Mr Eustice was born and brought up in Cornwall. He attended Truro Cathedral School and Truro School and, on leaving school, attended Cornwall College at Pool.

He has a decade of political experience, first for the anti-euro “No Campaign” as its campaign director between 1999 and 2003 and then as head of press under Michael Howard between 2003 and the 2005 general election.

He was David Cameron’s press secretary from June 2005 until the end of 2007 and was part of his campaign team during the leadership contest.

Mr Eustice unsuccessfully stood as a candidate for the UK Independence Party in the south-west of England during the 1999 European elections.

Before entering politics, he worked for nine years in the family business, Trevaskis Fruit Farm, Gwinear, near Hayle, where the family has farmed for 150 years.

He helped his family to grow 81ha of vegetables, 20ha of strawberries and farm a pedigree herd of South Devon Cattle.

He studied commercial horticulture at Writtle Agricultural College in Essex between 1990 and 1993. He is also a former member of Praze Young Farmers’ Club.

Writing on his website, Mr Eustice said he was “delighted” to have been made a DEFRA minister.
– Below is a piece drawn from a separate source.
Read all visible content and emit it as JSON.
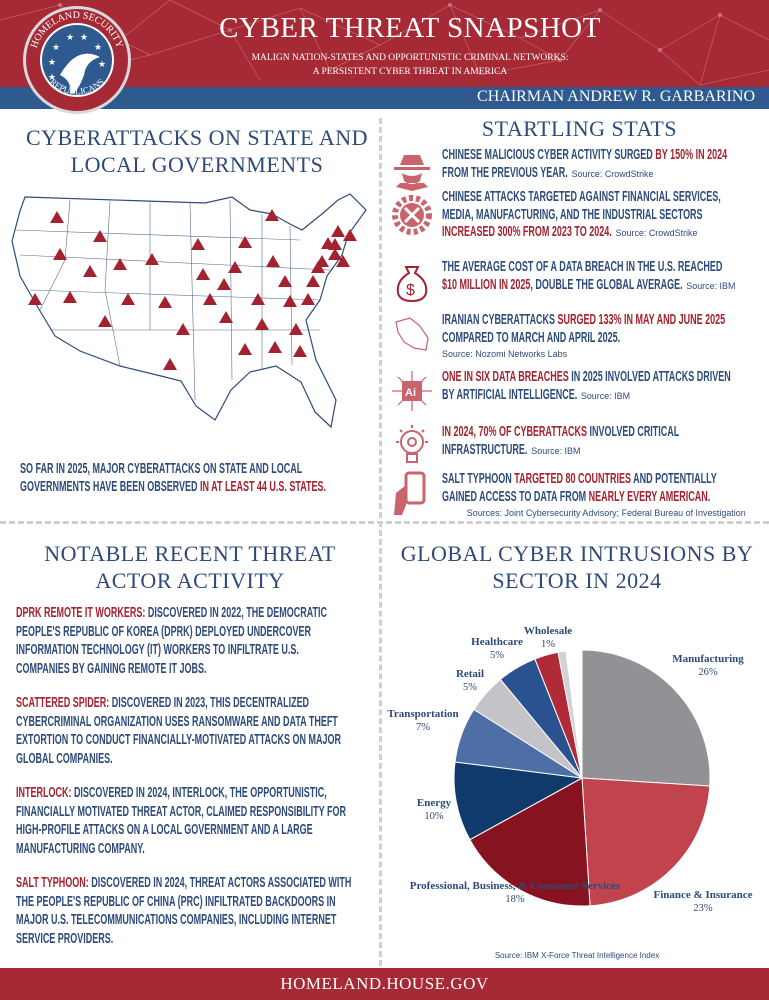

He then went on to outline some of the challenges facing farming.

“Agriculture suffers from its share of problems caused by the Common Agricultural Policy and there are some complicated changes about to be implemented,” he said.
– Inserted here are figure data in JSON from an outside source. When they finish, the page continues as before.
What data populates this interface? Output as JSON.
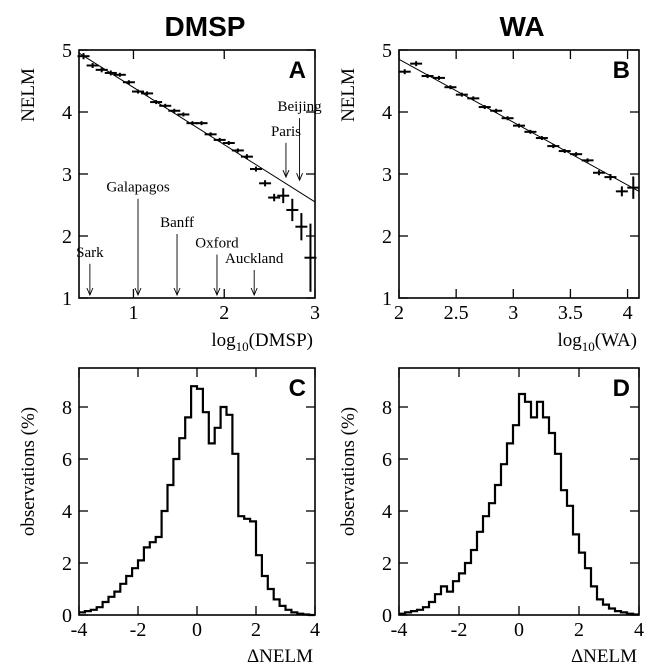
{
  "titles": {
    "left": "DMSP",
    "right": "WA"
  },
  "chart_data": [
    {
      "panel": "A",
      "type": "scatter",
      "xlabel_base": "log",
      "xlabel_sub": "10",
      "xlabel_arg": "(DMSP)",
      "ylabel": "NELM",
      "xlim": [
        0.4,
        3.0
      ],
      "ylim": [
        1,
        5
      ],
      "xticks": [
        1,
        2,
        3
      ],
      "yticks": [
        1,
        2,
        3,
        4,
        5
      ],
      "points": [
        {
          "x": 0.45,
          "y": 4.9,
          "ey": 0.05
        },
        {
          "x": 0.55,
          "y": 4.75,
          "ey": 0.04
        },
        {
          "x": 0.65,
          "y": 4.68,
          "ey": 0.04
        },
        {
          "x": 0.75,
          "y": 4.63,
          "ey": 0.04
        },
        {
          "x": 0.85,
          "y": 4.6,
          "ey": 0.03
        },
        {
          "x": 0.95,
          "y": 4.48,
          "ey": 0.03
        },
        {
          "x": 1.05,
          "y": 4.33,
          "ey": 0.03
        },
        {
          "x": 1.15,
          "y": 4.3,
          "ey": 0.03
        },
        {
          "x": 1.25,
          "y": 4.16,
          "ey": 0.03
        },
        {
          "x": 1.35,
          "y": 4.1,
          "ey": 0.03
        },
        {
          "x": 1.45,
          "y": 4.02,
          "ey": 0.03
        },
        {
          "x": 1.55,
          "y": 3.96,
          "ey": 0.03
        },
        {
          "x": 1.65,
          "y": 3.82,
          "ey": 0.03
        },
        {
          "x": 1.75,
          "y": 3.82,
          "ey": 0.03
        },
        {
          "x": 1.85,
          "y": 3.64,
          "ey": 0.03
        },
        {
          "x": 1.95,
          "y": 3.55,
          "ey": 0.03
        },
        {
          "x": 2.05,
          "y": 3.5,
          "ey": 0.03
        },
        {
          "x": 2.15,
          "y": 3.38,
          "ey": 0.03
        },
        {
          "x": 2.25,
          "y": 3.28,
          "ey": 0.04
        },
        {
          "x": 2.35,
          "y": 3.08,
          "ey": 0.04
        },
        {
          "x": 2.45,
          "y": 2.85,
          "ey": 0.05
        },
        {
          "x": 2.55,
          "y": 2.62,
          "ey": 0.06
        },
        {
          "x": 2.65,
          "y": 2.65,
          "ey": 0.12
        },
        {
          "x": 2.75,
          "y": 2.42,
          "ey": 0.18
        },
        {
          "x": 2.85,
          "y": 2.15,
          "ey": 0.22
        },
        {
          "x": 2.95,
          "y": 1.65,
          "ey": 0.55
        }
      ],
      "fit_line": {
        "x": [
          0.4,
          3.0
        ],
        "y": [
          4.95,
          2.55
        ]
      },
      "annotations": [
        {
          "label": "Sark",
          "x": 0.52,
          "label_y": 1.6
        },
        {
          "label": "Galapagos",
          "x": 1.05,
          "label_y": 2.65
        },
        {
          "label": "Banff",
          "x": 1.48,
          "label_y": 2.08
        },
        {
          "label": "Oxford",
          "x": 1.92,
          "label_y": 1.75
        },
        {
          "label": "Auckland",
          "x": 2.33,
          "label_y": 1.5
        },
        {
          "label": "Beijing",
          "x": 2.83,
          "label_y": 3.95
        },
        {
          "label": "Paris",
          "x": 2.68,
          "label_y": 3.55
        }
      ]
    },
    {
      "panel": "B",
      "type": "scatter",
      "xlabel_base": "log",
      "xlabel_sub": "10",
      "xlabel_arg": "(WA)",
      "ylabel": "NELM",
      "xlim": [
        2.0,
        4.1
      ],
      "ylim": [
        1,
        5
      ],
      "xticks": [
        2,
        2.5,
        3,
        3.5,
        4
      ],
      "xtick_labels": [
        "2",
        "2.5",
        "3",
        "3.5",
        "4"
      ],
      "yticks": [
        1,
        2,
        3,
        4,
        5
      ],
      "points": [
        {
          "x": 2.05,
          "y": 4.65,
          "ey": 0.04
        },
        {
          "x": 2.15,
          "y": 4.78,
          "ey": 0.04
        },
        {
          "x": 2.25,
          "y": 4.58,
          "ey": 0.03
        },
        {
          "x": 2.35,
          "y": 4.55,
          "ey": 0.03
        },
        {
          "x": 2.45,
          "y": 4.4,
          "ey": 0.03
        },
        {
          "x": 2.55,
          "y": 4.28,
          "ey": 0.03
        },
        {
          "x": 2.65,
          "y": 4.22,
          "ey": 0.03
        },
        {
          "x": 2.75,
          "y": 4.08,
          "ey": 0.03
        },
        {
          "x": 2.85,
          "y": 4.02,
          "ey": 0.03
        },
        {
          "x": 2.95,
          "y": 3.9,
          "ey": 0.03
        },
        {
          "x": 3.05,
          "y": 3.78,
          "ey": 0.03
        },
        {
          "x": 3.15,
          "y": 3.68,
          "ey": 0.03
        },
        {
          "x": 3.25,
          "y": 3.58,
          "ey": 0.03
        },
        {
          "x": 3.35,
          "y": 3.45,
          "ey": 0.03
        },
        {
          "x": 3.45,
          "y": 3.37,
          "ey": 0.03
        },
        {
          "x": 3.55,
          "y": 3.32,
          "ey": 0.03
        },
        {
          "x": 3.65,
          "y": 3.22,
          "ey": 0.03
        },
        {
          "x": 3.75,
          "y": 3.02,
          "ey": 0.04
        },
        {
          "x": 3.85,
          "y": 2.95,
          "ey": 0.05
        },
        {
          "x": 3.95,
          "y": 2.72,
          "ey": 0.08
        },
        {
          "x": 4.05,
          "y": 2.78,
          "ey": 0.18
        }
      ],
      "fit_line": {
        "x": [
          2.0,
          4.1
        ],
        "y": [
          4.85,
          2.72
        ]
      }
    },
    {
      "panel": "C",
      "type": "histogram",
      "xlabel": "ΔNELM",
      "ylabel": "observations (%)",
      "xlim": [
        -4,
        4
      ],
      "ylim": [
        0,
        9.5
      ],
      "xticks": [
        -4,
        -2,
        0,
        2,
        4
      ],
      "yticks": [
        0,
        2,
        4,
        6,
        8
      ],
      "bin_start": -4,
      "bin_width": 0.2,
      "values": [
        0.1,
        0.15,
        0.2,
        0.3,
        0.5,
        0.7,
        0.9,
        1.2,
        1.5,
        1.8,
        2.1,
        2.6,
        2.8,
        3.0,
        4.0,
        5.0,
        6.0,
        6.8,
        7.6,
        8.8,
        8.7,
        7.8,
        6.6,
        7.2,
        8.0,
        7.7,
        6.2,
        3.8,
        3.7,
        3.6,
        2.3,
        1.5,
        1.0,
        0.6,
        0.35,
        0.2,
        0.1,
        0.05,
        0.02,
        0.0
      ]
    },
    {
      "panel": "D",
      "type": "histogram",
      "xlabel": "ΔNELM",
      "ylabel": "observations (%)",
      "xlim": [
        -4,
        4
      ],
      "ylim": [
        0,
        9.5
      ],
      "xticks": [
        -4,
        -2,
        0,
        2,
        4
      ],
      "yticks": [
        0,
        2,
        4,
        6,
        8
      ],
      "bin_start": -4,
      "bin_width": 0.2,
      "values": [
        0.05,
        0.1,
        0.15,
        0.2,
        0.3,
        0.5,
        0.8,
        1.1,
        0.9,
        1.3,
        1.6,
        2.0,
        2.5,
        3.2,
        3.8,
        4.3,
        5.0,
        5.8,
        6.6,
        7.3,
        8.5,
        8.2,
        7.6,
        8.2,
        7.6,
        7.0,
        6.2,
        4.8,
        4.2,
        3.1,
        2.4,
        1.8,
        1.1,
        0.6,
        0.4,
        0.25,
        0.15,
        0.1,
        0.05,
        0.02
      ]
    }
  ]
}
“Cornwall has an important farming industry, but there have been huge changes in the 15 years since I left the industry, with a smaller number of large players.

“This part of Cornwall has the most productive agricultural land in the county and is home to Cornwall’s biggest growers of potatoes, cauliflowers and daffodils.

“With a growing world population, food security is once again becoming an issue, so we will need to have a vibrant farming industry in the future.

“I have always been keen to explore ways of making it easier for new entrants to get into farming, because all successful industries need new people bringing fresh ideas.”

Mr Eustice has previously criticised wind farm and solar farm developments in his Cornish constituency.

Notably, he has also backed Friends of the Earth’s campaign to ban neonicotinoid pesticides linked to a decline in bees, despite DEFRA’s opposition to an outright ban.